In collaboration with A. Shvartsman and S. Gilbert, Lynch developed the RAMBO (Reconfigurable Atomic Memory for Basic Objects) algorithm, which maintains shared memory in rapidly changing networks that cannot assure access to a central server for data storage. It was originally envisioned for military applications as a means to preserve vital information for teams of soldiers operating in hostile environments. It also has applications for first responders where a stable infrastructure is not available.
In another recent project, Lynch and her collaborators proposed a new approach to programming mobile networks used for communication and for control of robots, cars and airplanes. It employs a new algorithm that allows actual mobile nodes to emulate some stationary virtual nodes, making the programming of mobile networks much easier. This emulation algorithm replicates the state of a virtual node at nearby mobile nodes, and enables the replicas to be transferred to different mobile nodes.
Lynch heads the Theory of Distributed Systems Group at CSAIL. Prior to joining MIT, she served on the faculty at Tufts University, the University of Southern California, Florida International University and the Georgia Institute of Technology. A graduate of Brooklyn College with a BS in mathematics, Lynch received a PhD in mathematics from MIT in 1972.
An ACM fellow and a member of the National Academy of Engineering, Lynch and her co-authors received the 2001 and the 2007 Dijkstra Prizes in Distributed Computing. She was the first woman to win the ACM Knuth Prize, also in 2007. She was a co-winner of the first van Wijngaarden Prize in 2006 from the National Institute for Research in Mathematics and Computer Science in The Netherlands. In 2010, she received the Emanuel R. Piore Award from the Institute for Electrical and Electronics Engineers.

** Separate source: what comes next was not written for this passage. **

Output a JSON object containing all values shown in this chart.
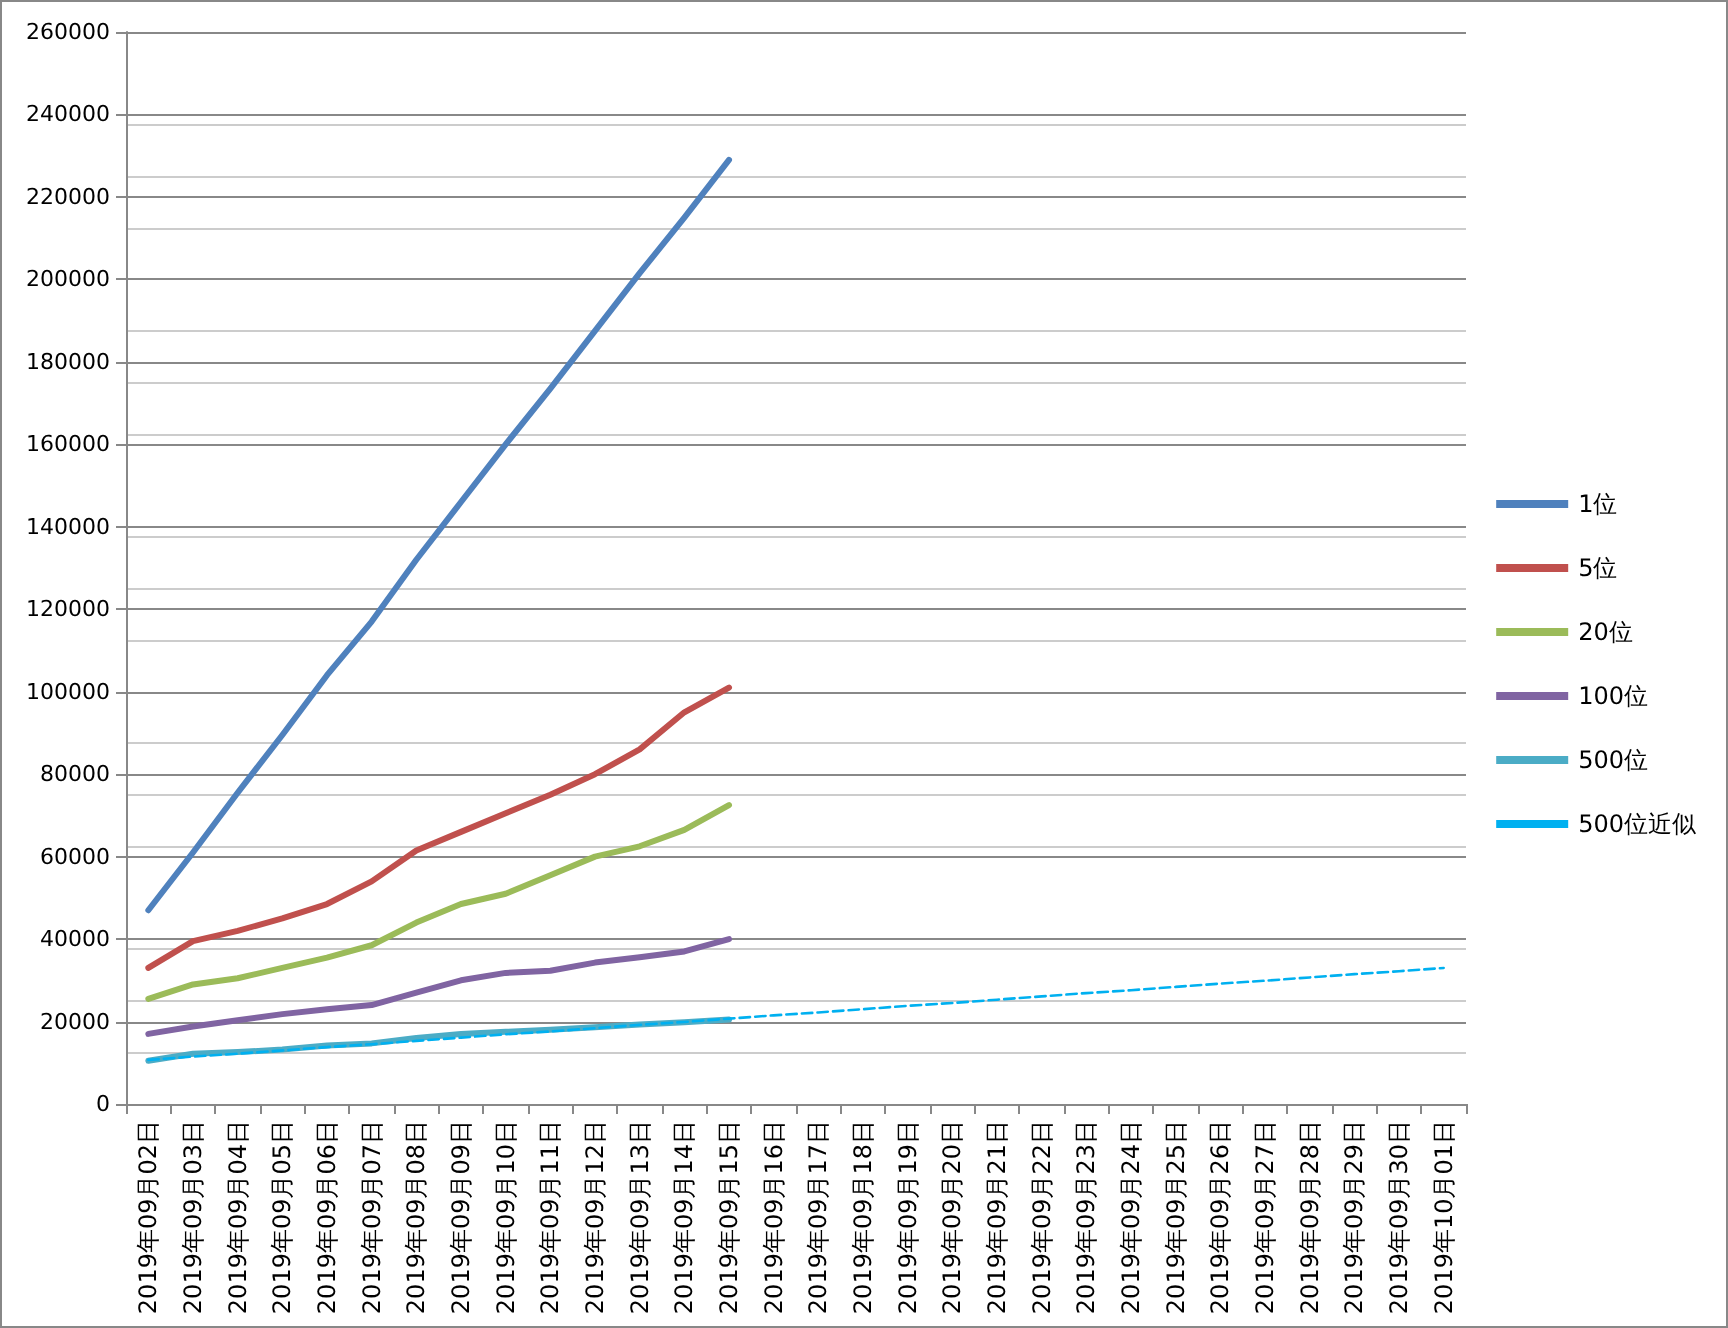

The Athena Lecturer is invited to present a lecture at an ACM event. Lynch's lecture will be delivered at the 2013 joint meeting of the Symposium on Principles of Distributed Computing (PODC) and the Symposium on Parallel Algorithms and Architectures (SPAA) sponsored by the ACM Special Interest Groups on Algorithms and Computational Theory (SIGACT) and Computer Architecture (SIGARCH). Each year, the Athena Lecturer honors a preeminent woman computer scientist. Athena is the Greek goddess of wisdom; with her knowledge and sense of purpose, she epitomizes the strength, determination, and intelligence of the "Athena Lecturers." The 2012-2013 Athena Lecturer award will be presented at the ACM Annual Awards Banquet, June 16, in San Francisco.